The uneven economic development, moreover, has led to large-scale migrations of laborers and resources from the west to the east, resulting in a distorted allocation of labor and resources.
The faster development in less developed regions, however, offers hope that the previous phenomenon of economic imbalance might be reversed, said Zhang.
Chen Xiushan added that the rise of central and western regions has greatly enhanced China's confidence in confronting the shockwaves of the global financial tsunami.
In the long run, said Chen, balanced regional development will bring many benefits to the national economy. For one thing, he noted, the ascendancy of poorer regions portends an easing of large-scale labor migration, as well as many social problems that accompany it.
Beyond that, Chen said, the quickly developing central and western regions pose big pressures on coastal areas, forcing the latter to upgrade technology and advance industrial infrastructure in order to promote the national economic structural readjustment.
Chen Xiushan said the fast development in central and western regions prompts two very important questions.
First, is such a fast growth rate sustainable? And second, is the development of these regions based on energy consumption and resource exploitation, or can alternative energies be used to achieve an ecologically friendly economy in these regions?
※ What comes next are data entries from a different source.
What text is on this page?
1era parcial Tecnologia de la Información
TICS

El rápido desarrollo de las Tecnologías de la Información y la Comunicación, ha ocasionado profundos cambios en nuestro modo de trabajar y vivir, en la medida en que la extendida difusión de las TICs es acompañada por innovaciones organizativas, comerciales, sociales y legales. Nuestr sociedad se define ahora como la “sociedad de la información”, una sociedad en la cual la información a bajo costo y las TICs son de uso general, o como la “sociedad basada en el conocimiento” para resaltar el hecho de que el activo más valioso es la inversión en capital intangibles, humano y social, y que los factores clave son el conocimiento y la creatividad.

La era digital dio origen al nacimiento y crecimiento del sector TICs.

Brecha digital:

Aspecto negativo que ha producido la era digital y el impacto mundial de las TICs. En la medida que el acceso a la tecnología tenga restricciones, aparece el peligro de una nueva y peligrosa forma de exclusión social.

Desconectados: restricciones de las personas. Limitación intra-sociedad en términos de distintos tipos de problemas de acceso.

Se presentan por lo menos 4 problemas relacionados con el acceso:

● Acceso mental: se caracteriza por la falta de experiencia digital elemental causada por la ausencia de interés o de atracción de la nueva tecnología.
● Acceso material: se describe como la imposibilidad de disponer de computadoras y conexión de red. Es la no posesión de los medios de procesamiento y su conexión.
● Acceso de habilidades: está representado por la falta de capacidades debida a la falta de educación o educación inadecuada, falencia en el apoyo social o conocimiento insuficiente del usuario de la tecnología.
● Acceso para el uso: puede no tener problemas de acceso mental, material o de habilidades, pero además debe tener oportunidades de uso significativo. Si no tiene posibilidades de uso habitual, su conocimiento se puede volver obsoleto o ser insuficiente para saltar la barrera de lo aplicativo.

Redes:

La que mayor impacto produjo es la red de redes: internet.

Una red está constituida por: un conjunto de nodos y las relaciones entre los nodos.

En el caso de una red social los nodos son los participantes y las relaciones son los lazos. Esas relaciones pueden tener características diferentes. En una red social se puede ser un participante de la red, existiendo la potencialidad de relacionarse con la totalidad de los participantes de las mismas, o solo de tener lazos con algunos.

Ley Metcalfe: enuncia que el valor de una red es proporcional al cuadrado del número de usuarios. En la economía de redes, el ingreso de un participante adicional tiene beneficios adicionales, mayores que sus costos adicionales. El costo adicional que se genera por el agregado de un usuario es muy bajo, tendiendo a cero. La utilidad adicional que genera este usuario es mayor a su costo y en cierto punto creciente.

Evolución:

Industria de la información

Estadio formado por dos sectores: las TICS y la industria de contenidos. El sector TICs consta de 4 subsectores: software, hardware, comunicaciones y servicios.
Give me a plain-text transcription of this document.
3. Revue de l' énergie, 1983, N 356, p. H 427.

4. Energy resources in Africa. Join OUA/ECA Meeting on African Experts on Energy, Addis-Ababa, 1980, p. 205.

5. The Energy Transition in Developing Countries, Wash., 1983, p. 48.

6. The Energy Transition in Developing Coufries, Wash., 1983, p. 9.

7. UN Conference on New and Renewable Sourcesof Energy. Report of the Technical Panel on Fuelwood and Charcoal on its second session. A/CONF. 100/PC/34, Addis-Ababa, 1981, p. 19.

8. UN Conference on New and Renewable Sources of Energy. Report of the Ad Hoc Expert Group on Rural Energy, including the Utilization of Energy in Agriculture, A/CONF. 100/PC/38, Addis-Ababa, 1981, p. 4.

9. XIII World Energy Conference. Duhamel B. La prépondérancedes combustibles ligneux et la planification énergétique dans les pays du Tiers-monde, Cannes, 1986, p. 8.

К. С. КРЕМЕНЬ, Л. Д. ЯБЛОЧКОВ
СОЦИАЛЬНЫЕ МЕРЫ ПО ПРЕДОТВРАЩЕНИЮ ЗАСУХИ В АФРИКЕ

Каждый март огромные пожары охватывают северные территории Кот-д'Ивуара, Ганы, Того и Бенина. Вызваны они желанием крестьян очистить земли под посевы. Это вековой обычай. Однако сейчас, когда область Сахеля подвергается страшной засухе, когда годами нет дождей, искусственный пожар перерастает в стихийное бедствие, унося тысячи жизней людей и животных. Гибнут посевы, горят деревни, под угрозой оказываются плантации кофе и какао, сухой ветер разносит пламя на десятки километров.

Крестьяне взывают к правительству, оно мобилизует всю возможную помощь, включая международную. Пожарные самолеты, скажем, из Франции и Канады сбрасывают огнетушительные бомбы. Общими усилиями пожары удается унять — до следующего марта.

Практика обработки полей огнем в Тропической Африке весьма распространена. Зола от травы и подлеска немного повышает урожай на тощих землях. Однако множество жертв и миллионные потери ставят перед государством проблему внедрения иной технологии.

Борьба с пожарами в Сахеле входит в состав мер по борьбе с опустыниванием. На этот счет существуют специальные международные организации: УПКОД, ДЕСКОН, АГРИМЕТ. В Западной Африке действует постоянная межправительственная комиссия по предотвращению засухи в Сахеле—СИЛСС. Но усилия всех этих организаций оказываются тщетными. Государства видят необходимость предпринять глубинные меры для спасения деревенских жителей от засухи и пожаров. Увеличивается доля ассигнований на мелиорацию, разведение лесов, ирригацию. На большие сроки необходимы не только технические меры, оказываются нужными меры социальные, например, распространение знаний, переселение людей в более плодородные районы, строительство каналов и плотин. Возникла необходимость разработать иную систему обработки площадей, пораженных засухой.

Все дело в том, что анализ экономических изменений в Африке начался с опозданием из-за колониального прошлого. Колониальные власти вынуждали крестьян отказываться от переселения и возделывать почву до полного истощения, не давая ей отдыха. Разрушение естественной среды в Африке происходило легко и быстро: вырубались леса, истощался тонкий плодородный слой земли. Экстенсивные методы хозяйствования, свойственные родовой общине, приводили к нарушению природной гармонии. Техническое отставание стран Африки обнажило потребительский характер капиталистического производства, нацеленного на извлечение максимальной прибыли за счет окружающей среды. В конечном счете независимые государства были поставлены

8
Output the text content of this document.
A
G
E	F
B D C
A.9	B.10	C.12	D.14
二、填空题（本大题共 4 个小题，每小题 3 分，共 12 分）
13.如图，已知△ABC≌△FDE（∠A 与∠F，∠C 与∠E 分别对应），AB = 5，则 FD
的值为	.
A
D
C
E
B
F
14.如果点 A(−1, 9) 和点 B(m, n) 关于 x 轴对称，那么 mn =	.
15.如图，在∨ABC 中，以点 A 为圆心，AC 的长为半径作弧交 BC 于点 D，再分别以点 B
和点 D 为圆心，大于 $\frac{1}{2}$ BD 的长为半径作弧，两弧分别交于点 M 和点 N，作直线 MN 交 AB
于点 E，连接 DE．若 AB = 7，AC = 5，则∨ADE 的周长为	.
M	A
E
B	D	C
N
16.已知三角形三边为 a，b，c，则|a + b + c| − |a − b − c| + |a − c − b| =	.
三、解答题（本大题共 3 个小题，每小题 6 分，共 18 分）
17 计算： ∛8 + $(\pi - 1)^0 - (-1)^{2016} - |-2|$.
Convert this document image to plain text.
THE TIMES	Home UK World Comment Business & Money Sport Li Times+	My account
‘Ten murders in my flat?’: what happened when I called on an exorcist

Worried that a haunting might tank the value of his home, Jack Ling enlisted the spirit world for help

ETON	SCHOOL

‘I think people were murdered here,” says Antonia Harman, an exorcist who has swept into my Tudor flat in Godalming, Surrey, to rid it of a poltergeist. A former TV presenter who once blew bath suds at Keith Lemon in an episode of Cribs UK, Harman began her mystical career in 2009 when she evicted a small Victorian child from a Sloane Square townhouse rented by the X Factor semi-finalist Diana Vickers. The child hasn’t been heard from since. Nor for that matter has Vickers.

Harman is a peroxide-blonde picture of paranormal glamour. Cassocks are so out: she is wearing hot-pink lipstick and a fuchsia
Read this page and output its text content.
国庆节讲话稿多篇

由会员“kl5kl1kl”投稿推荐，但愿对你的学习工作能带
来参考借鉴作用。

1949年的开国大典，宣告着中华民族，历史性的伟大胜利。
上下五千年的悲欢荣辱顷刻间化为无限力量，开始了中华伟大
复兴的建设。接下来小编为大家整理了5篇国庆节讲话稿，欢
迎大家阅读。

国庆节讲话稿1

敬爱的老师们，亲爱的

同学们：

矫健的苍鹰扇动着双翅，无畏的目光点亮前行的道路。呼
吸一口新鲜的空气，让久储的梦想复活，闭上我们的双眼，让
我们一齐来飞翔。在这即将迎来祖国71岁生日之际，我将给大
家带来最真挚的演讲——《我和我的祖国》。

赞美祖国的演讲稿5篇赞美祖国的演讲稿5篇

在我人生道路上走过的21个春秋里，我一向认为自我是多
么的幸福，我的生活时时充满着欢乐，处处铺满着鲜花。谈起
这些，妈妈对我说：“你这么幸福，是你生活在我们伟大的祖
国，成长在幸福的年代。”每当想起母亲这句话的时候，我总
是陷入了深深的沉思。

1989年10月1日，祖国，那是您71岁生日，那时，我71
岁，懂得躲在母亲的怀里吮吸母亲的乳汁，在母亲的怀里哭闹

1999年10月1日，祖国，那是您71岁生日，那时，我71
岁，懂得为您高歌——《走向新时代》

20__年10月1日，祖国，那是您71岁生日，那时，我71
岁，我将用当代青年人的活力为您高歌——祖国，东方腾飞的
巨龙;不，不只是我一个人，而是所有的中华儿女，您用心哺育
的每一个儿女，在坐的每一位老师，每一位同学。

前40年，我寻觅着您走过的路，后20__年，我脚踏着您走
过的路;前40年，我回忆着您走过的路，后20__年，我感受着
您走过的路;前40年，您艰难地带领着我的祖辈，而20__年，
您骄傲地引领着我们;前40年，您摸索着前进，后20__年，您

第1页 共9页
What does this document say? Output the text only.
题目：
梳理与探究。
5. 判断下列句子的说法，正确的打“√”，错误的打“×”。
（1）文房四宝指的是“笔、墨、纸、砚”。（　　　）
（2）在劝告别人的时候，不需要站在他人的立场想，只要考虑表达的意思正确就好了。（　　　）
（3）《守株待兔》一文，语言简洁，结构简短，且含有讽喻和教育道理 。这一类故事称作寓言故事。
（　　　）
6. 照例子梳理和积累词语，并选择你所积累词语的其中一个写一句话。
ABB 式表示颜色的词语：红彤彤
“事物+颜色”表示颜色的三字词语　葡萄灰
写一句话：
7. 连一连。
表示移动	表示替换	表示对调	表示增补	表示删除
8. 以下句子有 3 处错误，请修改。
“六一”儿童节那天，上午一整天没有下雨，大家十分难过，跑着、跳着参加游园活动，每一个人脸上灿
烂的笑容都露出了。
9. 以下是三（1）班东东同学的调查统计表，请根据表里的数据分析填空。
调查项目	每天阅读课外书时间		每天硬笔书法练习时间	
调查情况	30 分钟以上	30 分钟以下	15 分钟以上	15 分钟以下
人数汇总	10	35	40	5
Those problems haunt the development in eastern coastal areas and are still far from being resolved. Nonetheless, Chen said he expects a better development pattern in central and western regions overall.
Liu Yong, a regional economic researcher at the Development Research Center of the State Council, said that the fast economic recovery in central and western regions, spurred by the government stimulus package, has laid a solid foundation for the country's overall economic revival.
He said provinces in central and western regions, excluding Shanxi and Sichuan, all secured steady growth in the first half of this year.
Inner Mongolia and Guangxi Zhuang autonomous regions, Chongqing Municipality, and Anhui and Jiangxi provinces, meanwhile, have all been outperforming other provinces, stealing the show amid a gloomy economic environment.
Six Measures to Support Development in Western Regions
On August 20, 2009, the State Council adopted the Guidelines on Maintaining the Steady and Relatively Fast Economic Development of Western Regions in Coping With the International Financial Crisis (the Guidelines).
The western region covers 12 provinces (autonomous regions and municipalities), namely Shaanxi, Gansu, Qinghai, Sichuan, Yunnan, Guizhou, the Xinjiang Uygur Autonomous Region, the Tibet Autonomous Region, the Ningxia Hui Autonomous Region, the Guangxi Zhuang Autonomous Region, the Inner Mongolia Autonomous Region and Chongqing Municipality.
The Guidelines propose six principal measures:
1. Fully tapping the western region's potential in
expanding domestic demand. Central expenditures should be mainly invested in western regions in the fields of infrastructure, ecological and environmental protection, post-earthquake reconstruction and other projects relating to the improvement of people's livelihoods.
2. Expanding railway, highway, airport and irrigation facility construction, and enhancing achievements in returning farmland to forests and returning rangeland to grassland.
3. Upgrading industrial structures and modifying economic development patterns. Outdated production capacity and repeated construction projects should be eliminated.
4. Expediting the development of social undertakings to improve people's livelihoods, increasing employment and enhancing overall social security. Additional efforts will be made to resolve the portal water security problem in rural areas within the next two to three years.
5. Accelerating the development of the non-public economy, deepening the reform of state-owned enterprise, and fostering industrial conglomerates and groups. Efforts should also be made to push forward resources tax reforms, establish ecology-compensation mechanisms on a trial basis, transfer industries based in eastern areas to western regions in an orderly way, promote international economic exchange and cooperation and create new patterns for the development and opening of border regions.
6. Expediting post-earthquake reconstruction and fulfilling reconstruction plans. Priority should be given to the construction of housing and public service facilities like schools and hospitals, with more emphasis on project quality.